Coronary sinus (CS) atrial septal defect (ASD) is a very uncommon anomaly (accounting for <1% of all ASDs) that occurs as a result of a defect in the wall between the CS and the left atrium due to hypoplasia of the left atriovenous fold during embryonic development. CS dilatation of a different extent caused by an interatrial shunt is an important clue to the diagnosis, after other causes of the dilatation, such as elevated right atrial pressure, persistent left superior vena cava (PLSVC), and/or coronary artery fistula to the CS have been excluded.
A 65-year-old woman with a previous history of paroxysmal atrial fibrillation was referred to our hospital for exertional dyspnea with marked limitation in her daily activity, even light activity, due to symptoms. Vital signs were normal and physical examination revealed mild ankle edema at the time of presentation. The ECG showed sinus rhythm with right bundle branch block as the only remarkable finding. Transthoracic echocardiography revealed biatrial and right ventricular enlargement with elevated systolic pulmonary pressure (60-65 mmHg) and preserved biventricular systolic function. Of note, CS dilatation was observed in 4-chamber view (Figure 1A). Agitated saline was injected through a peripheral left brachial vein during the Valsalva maneuver, but no right-to-left shunt or CS contrast enhancement was detected (Figure 1B). The injection was made through the left arm to exclude PLSVC. Transesophageal echocardiography showed CS drainage below the inferior vena cava in mid-esophageal bicaval view (Figure 1C) and in cross-sectional 2-chamber view a posteromedial left atrial wall defect communicating with the CS was detected (Figure 1D). Three-dimensional (3D) real-time acquisition confirmed a 29 mm×19 mm posteromedial left atrial wall defect communicating with the CS and draining into the right atrium, establishing the diagnosis of CS atrial septal defect (Figure 1E and F).
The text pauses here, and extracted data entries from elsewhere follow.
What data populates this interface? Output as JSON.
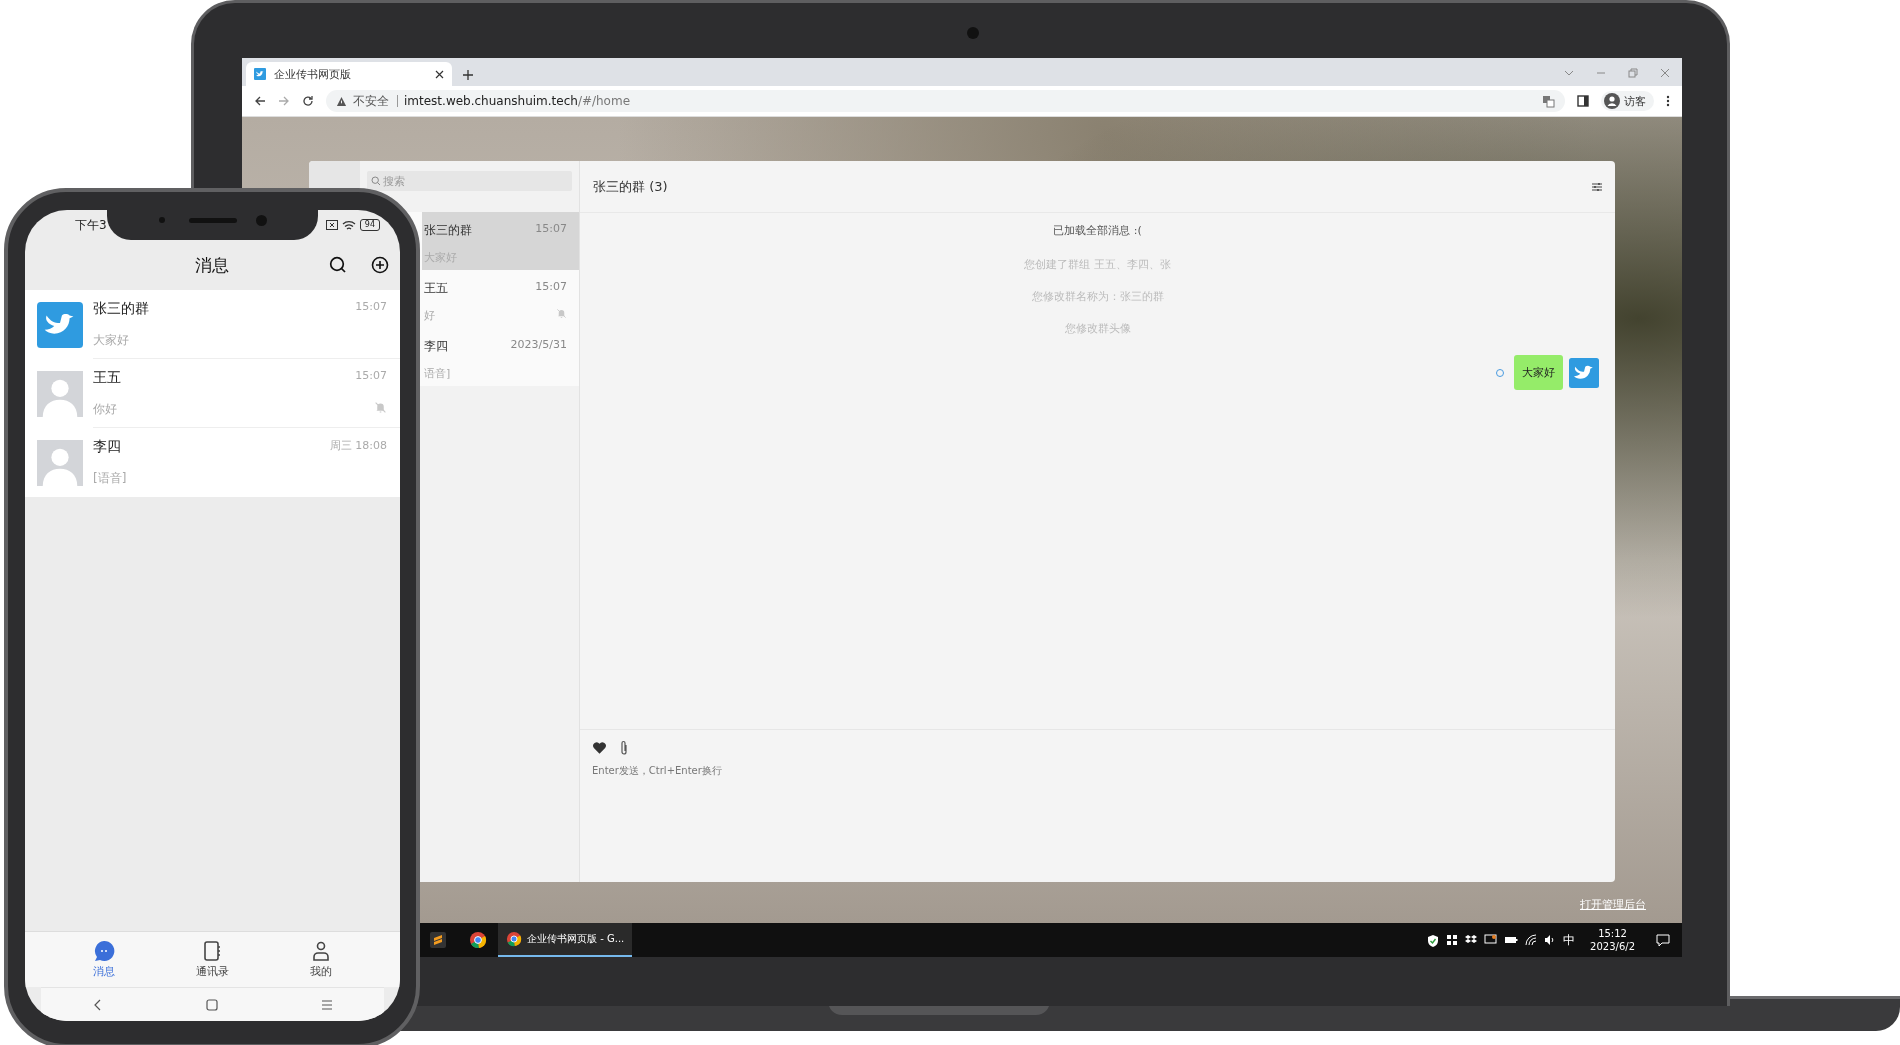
{
  "laptop": {
    "browser": {
      "tabs": [
        {
          "title": "企业传书网页版",
          "selected": true
        }
      ],
      "address_bar": {
        "security": "不安全",
        "url_host": "imtest.web.chuanshuim.tech",
        "url_path": "/#/home"
      },
      "profile": "访客"
    },
    "app": {
      "search": {
        "placeholder": "搜索"
      },
      "conversations": [
        {
          "name": "张三的群",
          "time": "15:07",
          "preview": "大家好",
          "selected": true,
          "muted": false
        },
        {
          "name": "王五",
          "time": "15:07",
          "preview": "好",
          "selected": false,
          "muted": true
        },
        {
          "name": "李四",
          "time": "2023/5/31",
          "preview": "语音]",
          "selected": false,
          "muted": false
        }
      ],
      "chat": {
        "title": "张三的群 (3)",
        "load_status": "已加载全部消息 :(",
        "messages": [
          {
            "kind": "system",
            "text": "您创建了群组 王五、李四、张"
          },
          {
            "kind": "system",
            "text": "您修改群名称为：张三的群"
          },
          {
            "kind": "system",
            "text": "您修改群头像"
          },
          {
            "kind": "outgoing",
            "text": "大家好"
          }
        ],
        "input": {
          "placeholder": "Enter发送，Ctrl+Enter换行"
        }
      }
    },
    "admin_link": "打开管理后台",
    "taskbar": {
      "windows": [
        {
          "title": "企业传书网页版 - G...",
          "selected": true
        }
      ],
      "ime": "中",
      "time": "15:12",
      "date": "2023/6/2"
    }
  },
  "phone": {
    "status_time": "下午3",
    "battery": "94",
    "title": "消息",
    "conversations": [
      {
        "kind": "group",
        "name": "张三的群",
        "preview": "大家好",
        "time": "15:07",
        "muted": false
      },
      {
        "kind": "person",
        "name": "王五",
        "preview": "你好",
        "time": "15:07",
        "muted": true
      },
      {
        "kind": "person",
        "name": "李四",
        "preview": "[语音]",
        "time": "周三 18:08",
        "muted": false
      }
    ],
    "tabs": [
      {
        "kind": "chat",
        "label": "消息",
        "selected": true
      },
      {
        "kind": "contacts",
        "label": "通讯录",
        "selected": false
      },
      {
        "kind": "profile",
        "label": "我的",
        "selected": false
      }
    ]
  }
}
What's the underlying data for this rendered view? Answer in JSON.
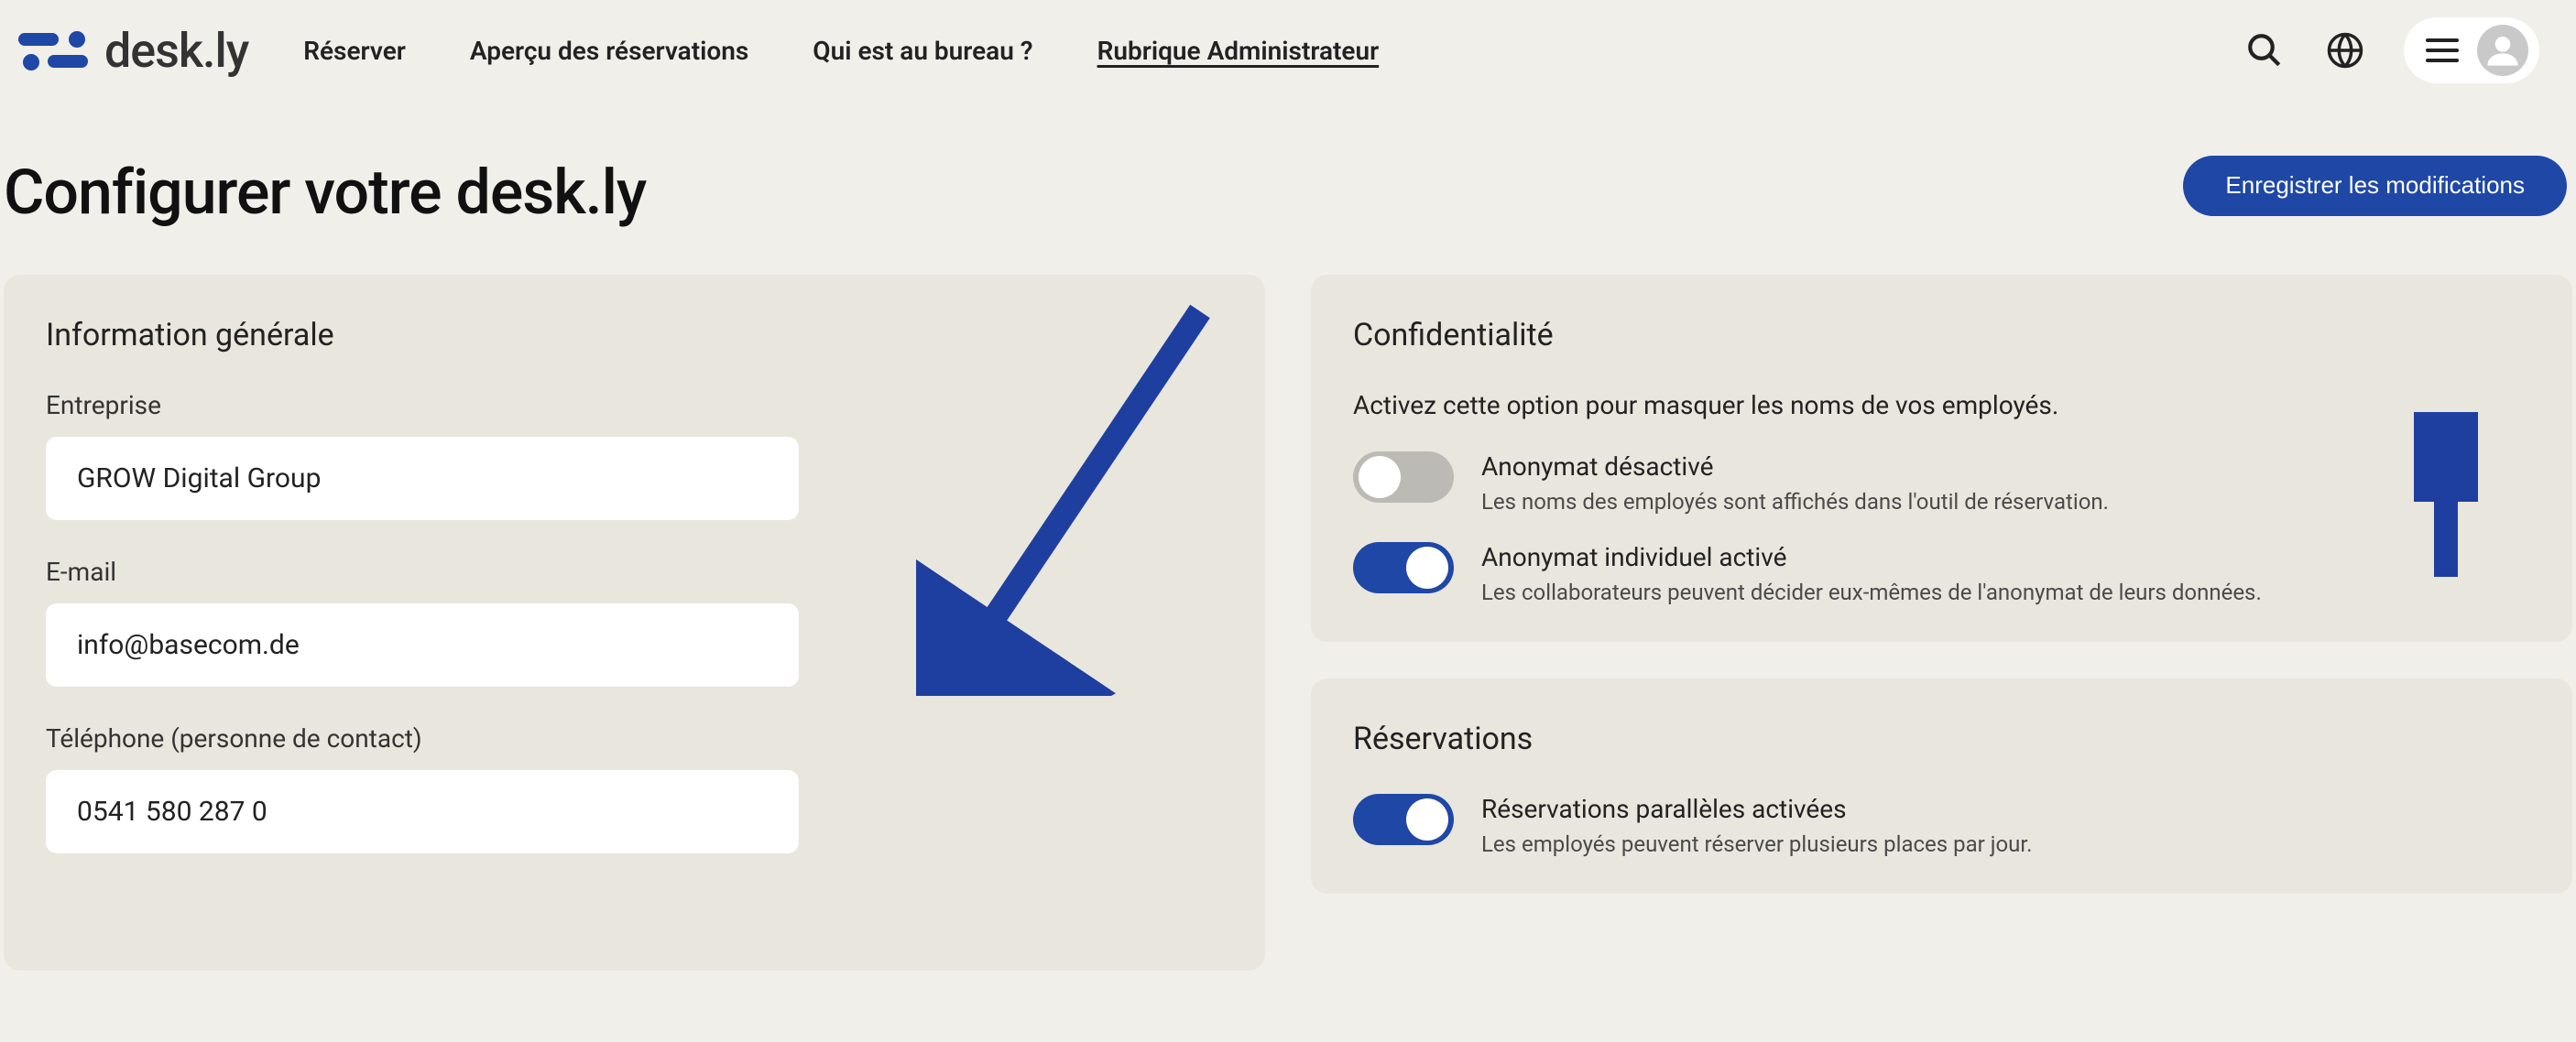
{
  "brand": {
    "name": "desk.ly"
  },
  "nav": {
    "items": [
      {
        "label": "Réserver",
        "active": false
      },
      {
        "label": "Aperçu des réservations",
        "active": false
      },
      {
        "label": "Qui est au bureau ?",
        "active": false
      },
      {
        "label": "Rubrique Administrateur",
        "active": true
      }
    ]
  },
  "page": {
    "title": "Configurer votre desk.ly",
    "save_label": "Enregistrer les modifications"
  },
  "general": {
    "title": "Information générale",
    "company_label": "Entreprise",
    "company_value": "GROW Digital Group",
    "email_label": "E-mail",
    "email_value": "info@basecom.de",
    "phone_label": "Téléphone (personne de contact)",
    "phone_value": "0541 580 287 0"
  },
  "privacy": {
    "title": "Confidentialité",
    "desc": "Activez cette option pour masquer les noms de vos employés.",
    "toggle1": {
      "title": "Anonymat désactivé",
      "desc": "Les noms des employés sont affichés dans l'outil de réservation.",
      "on": false
    },
    "toggle2": {
      "title": "Anonymat individuel activé",
      "desc": "Les collaborateurs peuvent décider eux-mêmes de l'anonymat de leurs données.",
      "on": true
    }
  },
  "reservations": {
    "title": "Réservations",
    "toggle1": {
      "title": "Réservations parallèles activées",
      "desc": "Les employés peuvent réserver plusieurs places par jour.",
      "on": true
    }
  },
  "annotations": {
    "arrow1": "pointer-to-general-card",
    "arrow2": "pointer-to-save-button"
  }
}
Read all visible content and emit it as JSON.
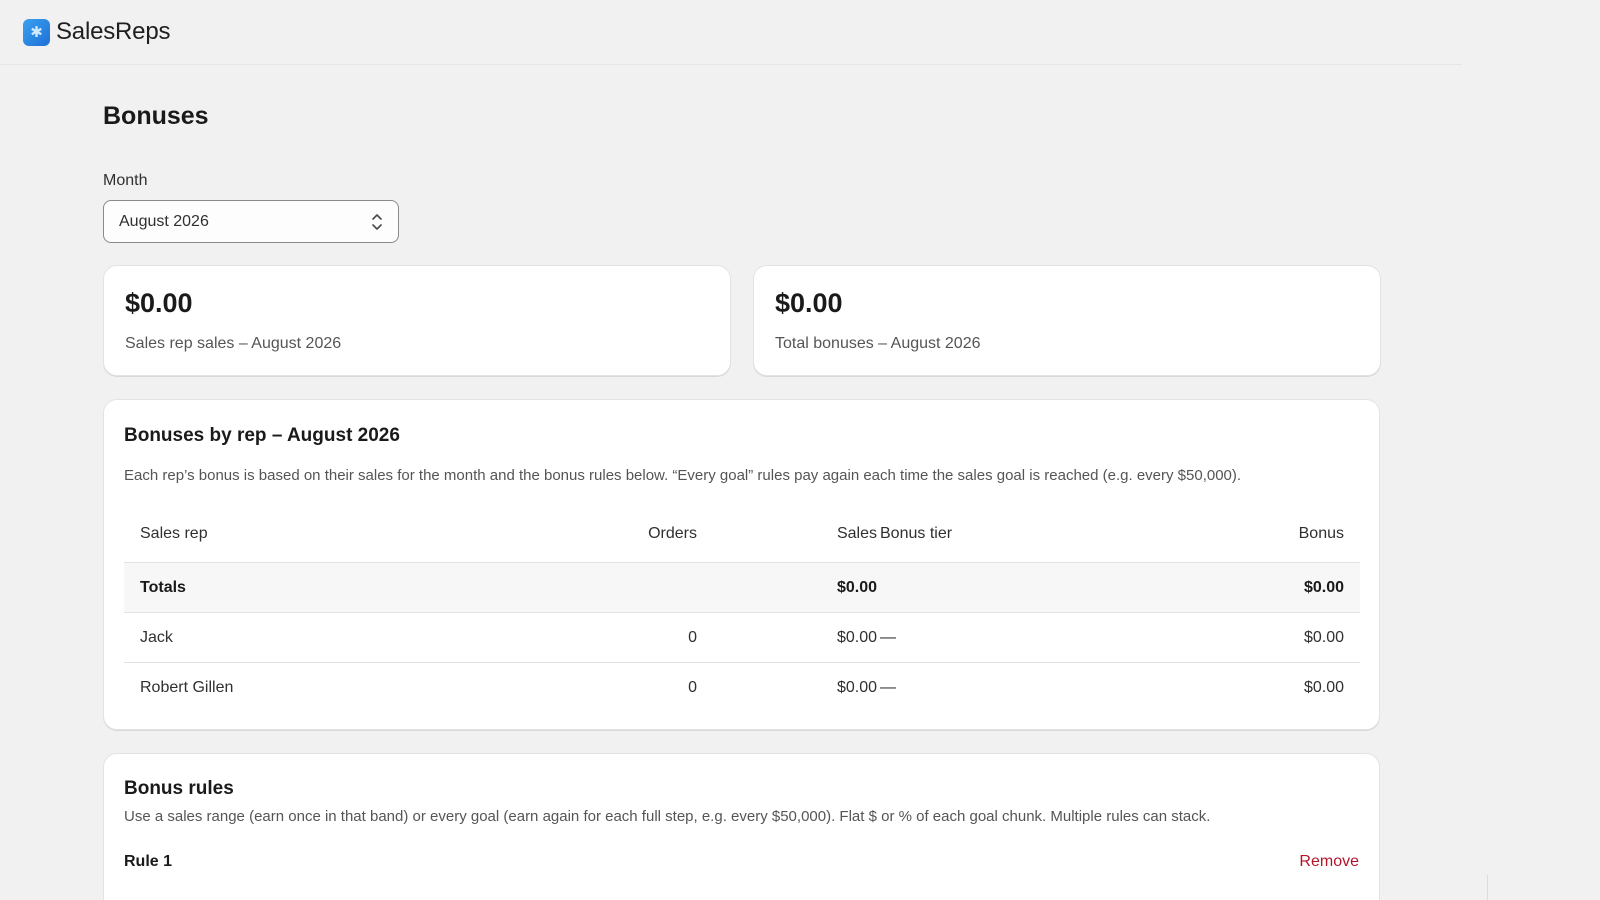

(A) Coronary sinus dilatation on transthoracic echocardiography (TTE), 4-chamber view; (B) agitated saline through a peripheral left brachial vein during the Valsalva maneuver; (C) mid-esophageal bicaval view with coronary sinus drainage below the inferior vena cava; (D) cross-sectional 2-chamber view showing a posteromedial left atrial wall defect communicating with the coronary sinus; (E and F) three-dimensional real-time TEE with the mitral valve (MV) as reference point and the left atrial wall defect marked with an asterisk.
3D real-time transesophageal echocardiography is a valuable tool for detailing the type of roof defect and for identifying abnormal positions of the CS ostium. The combination of both imaging modalities (transthoracic and 3D real-time transesophageal echocardiography) may improve the diagnosis of this rare congenital heart defect.